# Combinatorial problem

1. Feb 27, 2010

### mathstime

Does $$\sum_{i=0}^n \binom{n-1+d-i}{d-i} = \binom{n+d}{d}??$$

2. Mar 1, 2010

### Werg22

I'm gonna go ahead and assume that the sum on the LHS goes from 0 to d, not from 0 to n. In this case, yes. Because $$\binom {a}{b} = \binom{a}{a-b}$$, you can rewrite the LHS as

$$\sum_{i=0}^d \binom{n-1+d-i}{n -1}$$

For the same reason, you can rewrite the RHS as $$\binom{n+d}{n}$$.

Consider this hint: $$\binom{n-1+d-i}{n -1}$$ counts the number of subets of {1, 2, 3, ...., n+d-i-1} that are have size n -1. How many subsets of {1, 2, 3, ...., n+d} of size n have maximal maximal element n+d-i?

3. Mar 5, 2010

### mathstime

I'm sorry I don't understand? Could you explain again?

4. Mar 6, 2010

### mathstime

Yes, you are correct. The summation should be from 0 to d.

I have actually altered the problem slightly. I want to show that
$$\sum_{k=0}^d \binom{n+d-k}{n} = \binom{n+d}{n}??$$

I could maybe do this by induction on d as follows:

$$d=0 : \binom{n}{n} = \binom{n+1}{n+1}$$
assume true for all d
$$\sum_{k=0}^{d+1} \binom{n+(d+1)-k}{n} = \binom{n+d+1}{n} + \sum_{k=1}^{d+1} \binom{n+d+1-k}{n}$$

$$= \binom{n+d+1}{n} + \sum_{k=0}^{d} \binom{n+d-k}{n}$$

and this is where I get stuck? ...any ideas?

5. Mar 6, 2010

### mathstime

I get that this equals

$$\binom{n+d+1}{n} + \binom{n+d+1}{n+1} = \binom{n+d+2}{n+1}$$

is this correct?

If so, how can I show that this equals $$\binom{n+d}{n}$$ ??

6. Mar 7, 2010

anyone??

7. Mar 9, 2010

### Werg22

This is not correct.
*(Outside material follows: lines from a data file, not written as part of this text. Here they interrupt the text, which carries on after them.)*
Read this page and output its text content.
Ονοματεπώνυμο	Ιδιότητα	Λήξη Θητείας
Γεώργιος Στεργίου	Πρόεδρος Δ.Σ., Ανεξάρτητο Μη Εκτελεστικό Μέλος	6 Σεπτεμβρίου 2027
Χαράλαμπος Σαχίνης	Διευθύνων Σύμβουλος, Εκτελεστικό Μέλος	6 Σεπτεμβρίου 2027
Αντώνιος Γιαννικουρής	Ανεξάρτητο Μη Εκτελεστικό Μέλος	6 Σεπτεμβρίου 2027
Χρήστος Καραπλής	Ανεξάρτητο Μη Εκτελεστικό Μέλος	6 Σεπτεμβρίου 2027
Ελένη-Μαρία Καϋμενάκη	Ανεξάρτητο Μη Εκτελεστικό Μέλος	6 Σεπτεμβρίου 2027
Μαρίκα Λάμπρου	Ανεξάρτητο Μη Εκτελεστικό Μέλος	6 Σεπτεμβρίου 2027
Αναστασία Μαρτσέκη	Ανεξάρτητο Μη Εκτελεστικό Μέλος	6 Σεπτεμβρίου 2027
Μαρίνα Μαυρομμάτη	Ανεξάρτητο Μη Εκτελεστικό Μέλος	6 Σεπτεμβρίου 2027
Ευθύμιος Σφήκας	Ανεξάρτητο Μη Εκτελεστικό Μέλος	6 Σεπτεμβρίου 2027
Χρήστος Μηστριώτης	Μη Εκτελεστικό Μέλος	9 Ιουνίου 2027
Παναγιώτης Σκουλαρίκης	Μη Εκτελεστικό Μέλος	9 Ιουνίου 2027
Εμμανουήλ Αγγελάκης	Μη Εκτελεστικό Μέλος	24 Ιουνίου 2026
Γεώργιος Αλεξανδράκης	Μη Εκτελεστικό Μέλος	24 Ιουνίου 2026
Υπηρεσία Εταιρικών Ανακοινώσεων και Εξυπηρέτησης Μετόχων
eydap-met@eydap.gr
The LHS you have here is not equal to the LHS you had before.

More details on my response:

You should know that if a and b are any two non-negative integers, $$\binom{a}{b} = \binom{a}{a - b}$$. e.g., if I have 5 apples, the number of ways I can choose 2 apples is the same as the number of ways I can choose 3 apples. This is easy to see: to every choice of 2 apples, corresponds a choice of 3 apples (the apples that I didn't choose).
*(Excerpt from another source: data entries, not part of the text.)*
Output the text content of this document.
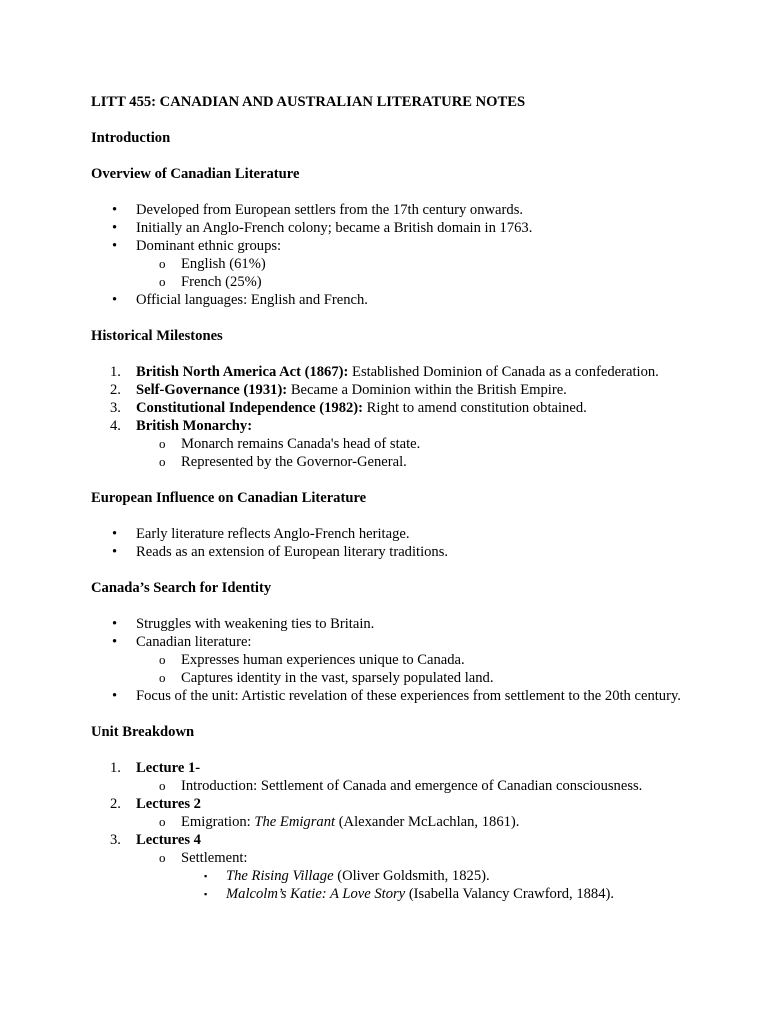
LITT 455: CANADIAN AND AUSTRALIAN LITERATURE NOTES

Introduction

Overview of Canadian Literature

•	Developed from European settlers from the 17th century onwards.
•	Initially an Anglo-French colony; became a British domain in 1763.
•	Dominant ethnic groups:
o English (61%)
o French (25%)
•	Official languages: English and French.

Historical Milestones

1.	British North America Act (1867): Established Dominion of Canada as a confederation.
2.	Self-Governance (1931): Became a Dominion within the British Empire.
3.	Constitutional Independence (1982): Right to amend constitution obtained.
4.	British Monarchy:
o Monarch remains Canada's head of state.
o Represented by the Governor-General.

European Influence on Canadian Literature

•	Early literature reflects Anglo-French heritage.
•	Reads as an extension of European literary traditions.

Canada’s Search for Identity

•	Struggles with weakening ties to Britain.
•	Canadian literature:
o Expresses human experiences unique to Canada.
o Captures identity in the vast, sparsely populated land.
•	Focus of the unit: Artistic revelation of these experiences from settlement to the 20th century.

Unit Breakdown

1.	Lecture 1-
o Introduction: Settlement of Canada and emergence of Canadian consciousness.
2.	Lectures 2
o Emigration: The Emigrant (Alexander McLachlan, 1861).
3.	Lectures 4
o Settlement:
▪ The Rising Village (Oliver Goldsmith, 1825).
▪ Malcolm’s Katie: A Love Story (Isabella Valancy Crawford, 1884).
This said, this means that we have:

$$\sum_{i=0}^d \binom{n-1+d-i}{d-i} = \sum_{i=0}^d \binom{n-1+d-i}{(n-1 + d - i) - (d-i)} = \sum_{i=0}^d \binom{n-1+d-i}{n-1}$$

Also,

$$\binom{n+d}{d} = \binom{n+d}{(n+d) - d} = \binom{n+d}{n}$$

So in fact, we are trying to prove that:

$$\sum_{i=0}^d \binom{n-1+d-i}{n-1} = \binom{n+d}{n}$$

Let's see how we can prove this. Let's first examine the RHS. What is this number? It's the number of ways we can choose n things from a set of n + d objects.
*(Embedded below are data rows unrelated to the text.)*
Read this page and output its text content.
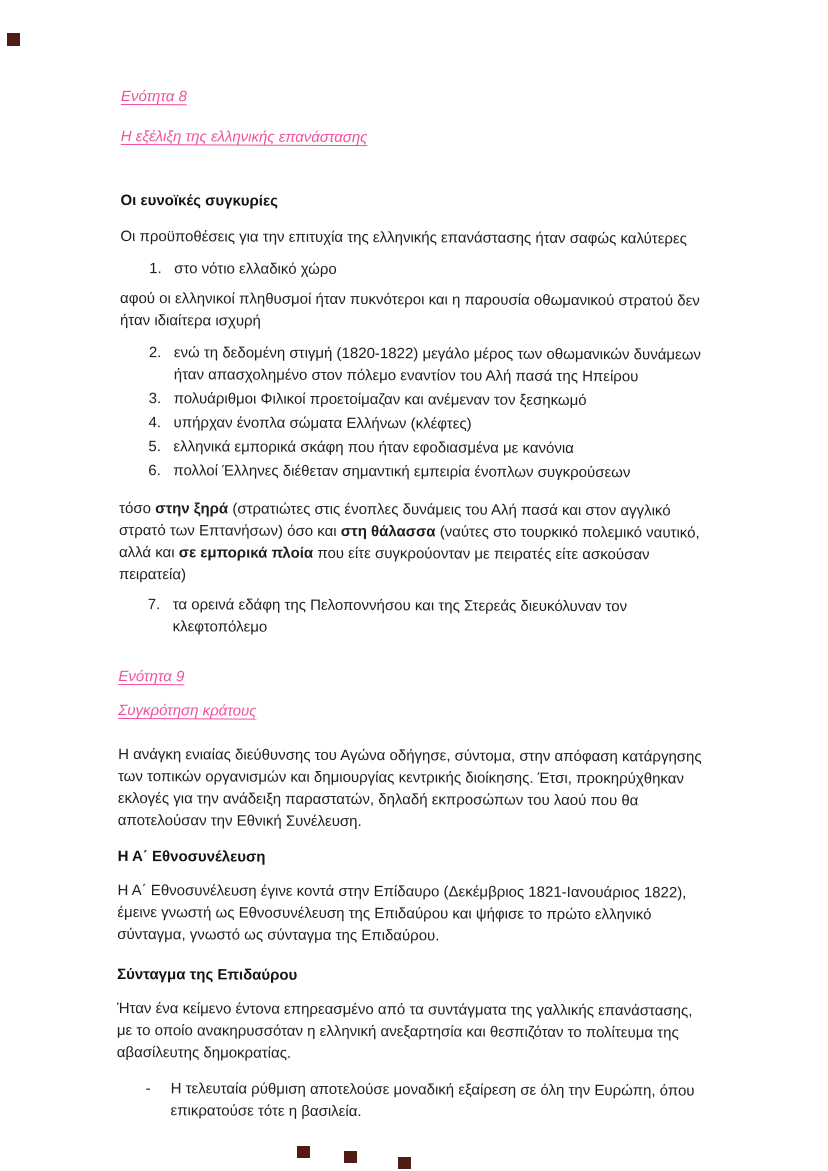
Ενότητα 8
Η εξέλιξη της ελληνικής επανάστασης
Οι ευνοϊκές συγκυρίες

Οι προϋποθέσεις για την επιτυχία της ελληνικής επανάστασης ήταν σαφώς καλύτερες

1. στο νότιο ελλαδικό χώρο

αφού οι ελληνικοί πληθυσμοί ήταν πυκνότεροι και η παρουσία οθωμανικού στρατού δεν ήταν ιδιαίτερα ισχυρή

2. ενώ τη δεδομένη στιγμή (1820-1822) μεγάλο μέρος των οθωμανικών δυνάμεων ήταν απασχολημένο στον πόλεμο εναντίον του Αλή πασά της Ηπείρου
3. πολυάριθμοι Φιλικοί προετοίμαζαν και ανέμεναν τον ξεσηκωμό
4. υπήρχαν ένοπλα σώματα Ελλήνων (κλέφτες)
5. ελληνικά εμπορικά σκάφη που ήταν εφοδιασμένα με κανόνια
6. πολλοί Έλληνες διέθεταν σημαντική εμπειρία ένοπλων συγκρούσεων

τόσο στην ξηρά (στρατιώτες στις ένοπλες δυνάμεις του Αλή πασά και στον αγγλικό στρατό των Επτανήσων) όσο και στη θάλασσα (ναύτες στο τουρκικό πολεμικό ναυτικό, αλλά και σε εμπορικά πλοία που είτε συγκρούονταν με πειρατές είτε ασκούσαν πειρατεία)

7. τα ορεινά εδάφη της Πελοποννήσου και της Στερεάς διευκόλυναν τον κλεφτοπόλεμο
Ενότητα 9
Συγκρότηση κράτους

Η ανάγκη ενιαίας διεύθυνσης του Αγώνα οδήγησε, σύντομα, στην απόφαση κατάργησης των τοπικών οργανισμών και δημιουργίας κεντρικής διοίκησης. Έτσι, προκηρύχθηκαν εκλογές για την ανάδειξη παραστατών, δηλαδή εκπροσώπων του λαού που θα αποτελούσαν την Εθνική Συνέλευση.

Η Α΄ Εθνοσυνέλευση

Η Α΄ Εθνοσυνέλευση έγινε κοντά στην Επίδαυρο (Δεκέμβριος 1821-Ιανουάριος 1822), έμεινε γνωστή ως Εθνοσυνέλευση της Επιδαύρου και ψήφισε το πρώτο ελληνικό σύνταγμα, γνωστό ως σύνταγμα της Επιδαύρου.

Σύνταγμα της Επιδαύρου

Ήταν ένα κείμενο έντονα επηρεασμένο από τα συντάγματα της γαλλικής επανάστασης, με το οποίο ανακηρυσσόταν η ελληνική ανεξαρτησία και θεσπιζόταν το πολίτευμα της αβασίλευτης δημοκρατίας.

-	Η τελευταία ρύθμιση αποτελούσε μοναδική εξαίρεση σε όλη την Ευρώπη, όπου επικρατούσε τότε η βασιλεία.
Let's now look at the LHS. What does this count? Well, consider the set {1, 2, ..., n, n+1, ..., n +d}. As observed above, the RHS counts the number of size n subsets of this set.

Aside from computing $\binom{n+d}{n}$, theres another way we can count these. Here's the idea: for each of n, n+1, n+2, ... , n+d, count the number of subsets of size n whose maximum element is that number, then add up the results.

For example, if n = 3, d = 2, the number of subsets of size n with maximum element n, is 1, i.e. only the set {1,2,3}. The number of subsets with maximum element of size n+1 (4) is 3, i.e. {1,2,4}, {2, 3, 4}, {1, 3, 4}. The number of elements of subsets of size n with maximum element n + 2 = 5 is 6 (I won't list them). 1 + 3 + 6 = 10. You can easily check that $\binom{3+2}{3} = 10$, as expected.

Now do you see where this is going? Can you show that \binom{n-1+d-i}{n -1} counts the number of size n subsets of {1, 2, ..., n+d} whose maximum element is n + d - i?

Last edited: Mar 9, 2010